I was surprised that they got a an eastern phoebe in the nets. It was a good example of the mix of migrants we got in that day. There were quite a few insect eating birds and even though I was wearing gloves, they were still able to find some. On my way home I did observe some lingering tree swallows and chimney swifts so there must be some sort of insect population holding on despite the snow we've already had.
Sparrows are still around in good numbers, this is a field sparrow. These guys do not have to migrate as far as some. They spend the winter in the central and southern United States. I recall seeing them a few times in winter in my native Indiana. I will miss them while they are out of Minnesota and look forward to hearing the male's song on territory in the spring. The cool thing of banding records with tree sparrows is that we've learned based on banding that males who survive the winter, will return to almost the same territory...females do not.
This junco was interesting. It showed hints of white wing bars. These juncos get in to a whole weird area for me. There are juncos that are called "white-winged juncos" but they are not the same as slate-colored juncos with white wing bars (I know, I know it's confusing). I'm not sure what's going on with the above bird. Mark and Roger wondered if it's some hybrid of slate-colored and white-winged junco, but tough to say. Note the white feathers around the eye--odd hybrid plumage or just lack of pigmentation?
Hermit thrushes are still moving through along with tons of their cousins--robins. These birds have a bit further to go than the field sparrows. Some will spend the winter in the southern US, while others go all the way down into Central America.
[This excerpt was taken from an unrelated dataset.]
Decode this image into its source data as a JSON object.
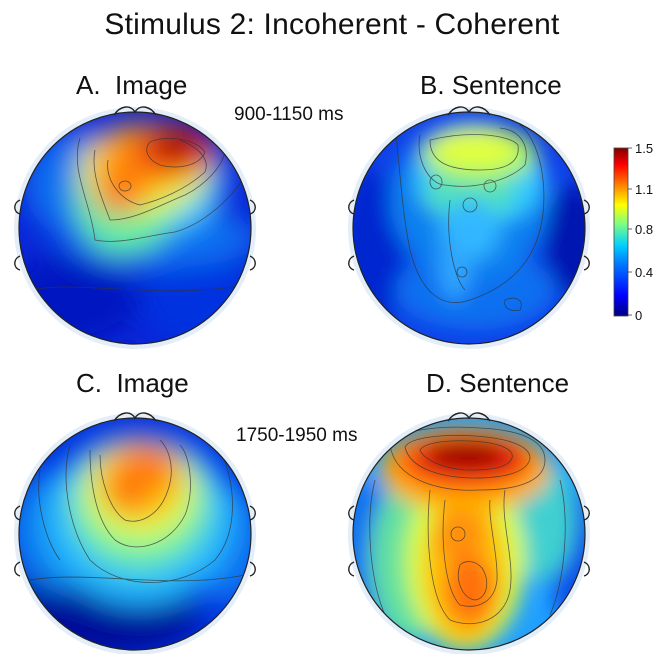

The big treat of the day in the nets for me were kinglets. Check out this male ruby-throated kinglet teasing us with a slight flash of his crown. These birds are so small, it's like taking a dust bunny out of the nets, I mean really, apart from hummingbirds, they just don't get much smaller than ruby-crowned kinglets.
So we were able to get some comparison shots. Females of both species are different than males. The female golden-crowned lacks a bit of orange in the center of her crown and the female ruby-crowned lacks the ruby.
All in all it was an action packed morning. I heard Mark and Roger warning a few families who were visiting their banding operation for the first time that it's not always this busy, it's was combination of migration and a good weather front. I was just glad I had a chance to watch it. The next Carver banding day will be November 14, 2009 which is a week earlier than usual, but it's safer. The following weekend is the deer opener.